Protesting journalists said this mass confiscation of newspapers is unprecedented in Sudanese history. Al-Sudani, Al-Rayaam, Al-Intibaha, Al-Tayar, Al-Saiha, Akhir Lahza, Awal Al-Nahar, Al-Migher Al-Siyasi, Al-Watan, Alwan, Al-Ahram Al-Youm, and Akhbar Al-Youm with political comment were confiscated in the dawn raids, and two social magazines Agdar and Sikayat were also seized.
Journalist and writer El Haj Warrag, founder and director of Hurriyat, an independent news website, condemned the NISS raids, suggesting the intention is ‘a cover-up against corruption’. In an interview with Dabanga, he said “the huge level of corruption in Sudan cannot be hidden by silencing journalists” pointing out that the NISS have a ‘black list’ of 25 journalists who are not allowed to write for Sudanese newspapers.
On behalf of the government, Information Minister Ahmed Bilal said “the confiscation by security agents of 14 newspapers on Monday is justified by law. He threatened to clamp-down on “any attempt to broadcast sedition and threats to national security".
The Director of the National Council for Press and Publications expressed deep regret at the move, “which was taken to disrupt the circulation of a large number of newspapers. Even if we assume there were errors in the newspapers, such matters must be dealt with in accordance with the Press and Publication Act of 2009.”
She stressed that her Council would contact the Presidency, the partners of journalism in the country, representatives of the Union of Journalists, publishers, editors and the Ministry of Information and Security Service to contain the negative effects of what has occurred.
In a statement today, the National Consensus Forces expressed full solidarity with “the press family that was hit today in the massacre."
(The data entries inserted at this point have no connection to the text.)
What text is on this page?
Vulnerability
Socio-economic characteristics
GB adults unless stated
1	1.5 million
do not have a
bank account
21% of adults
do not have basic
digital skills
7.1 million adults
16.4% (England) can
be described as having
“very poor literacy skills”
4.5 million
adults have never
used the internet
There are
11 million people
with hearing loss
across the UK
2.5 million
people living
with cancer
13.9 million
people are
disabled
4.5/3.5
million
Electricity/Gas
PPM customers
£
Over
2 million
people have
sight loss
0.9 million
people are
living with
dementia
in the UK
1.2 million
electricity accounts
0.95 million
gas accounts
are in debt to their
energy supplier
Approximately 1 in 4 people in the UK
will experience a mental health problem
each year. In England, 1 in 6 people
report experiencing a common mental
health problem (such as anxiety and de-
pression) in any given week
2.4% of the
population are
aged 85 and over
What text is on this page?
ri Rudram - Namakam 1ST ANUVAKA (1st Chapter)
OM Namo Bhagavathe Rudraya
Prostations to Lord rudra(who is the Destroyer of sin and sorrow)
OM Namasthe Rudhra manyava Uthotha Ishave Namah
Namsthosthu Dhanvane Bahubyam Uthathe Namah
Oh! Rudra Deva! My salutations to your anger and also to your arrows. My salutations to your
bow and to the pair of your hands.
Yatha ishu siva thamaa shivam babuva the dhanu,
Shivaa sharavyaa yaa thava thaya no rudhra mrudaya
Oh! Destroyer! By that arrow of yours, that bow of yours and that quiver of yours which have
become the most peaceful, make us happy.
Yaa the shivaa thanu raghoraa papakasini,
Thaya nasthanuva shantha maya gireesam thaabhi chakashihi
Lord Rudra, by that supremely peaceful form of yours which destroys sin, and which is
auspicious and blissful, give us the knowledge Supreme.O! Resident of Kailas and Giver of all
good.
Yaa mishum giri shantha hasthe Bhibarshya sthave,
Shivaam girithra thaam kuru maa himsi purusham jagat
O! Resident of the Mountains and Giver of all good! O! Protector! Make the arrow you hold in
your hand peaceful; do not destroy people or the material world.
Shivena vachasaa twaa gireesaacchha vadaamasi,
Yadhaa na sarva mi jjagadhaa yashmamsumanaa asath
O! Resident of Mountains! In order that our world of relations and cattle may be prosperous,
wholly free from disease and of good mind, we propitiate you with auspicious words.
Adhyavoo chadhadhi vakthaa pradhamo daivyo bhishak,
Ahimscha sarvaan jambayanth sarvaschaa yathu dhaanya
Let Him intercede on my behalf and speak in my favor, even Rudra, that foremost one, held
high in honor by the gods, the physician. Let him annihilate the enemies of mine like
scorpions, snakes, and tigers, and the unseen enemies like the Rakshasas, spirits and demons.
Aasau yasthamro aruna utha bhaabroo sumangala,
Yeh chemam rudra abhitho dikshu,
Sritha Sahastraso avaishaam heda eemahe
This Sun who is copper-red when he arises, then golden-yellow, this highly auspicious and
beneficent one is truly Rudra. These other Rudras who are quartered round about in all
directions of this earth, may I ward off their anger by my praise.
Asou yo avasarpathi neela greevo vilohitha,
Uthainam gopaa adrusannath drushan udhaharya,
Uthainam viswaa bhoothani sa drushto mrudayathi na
The confiscations of print runs by the security service has not gone unnoticed outside of Sudan. Reporters Without Borders, monitoring press freedom worldwide, has ranked Sudan #174 out of the 180 countries it surveyed for the 2015 World Press Freedom Index. After Eritrea, Sudan has the worst press freedom of all African countries, mostly owing to the censoring and seizing of newspapers, the press freedom monitor found.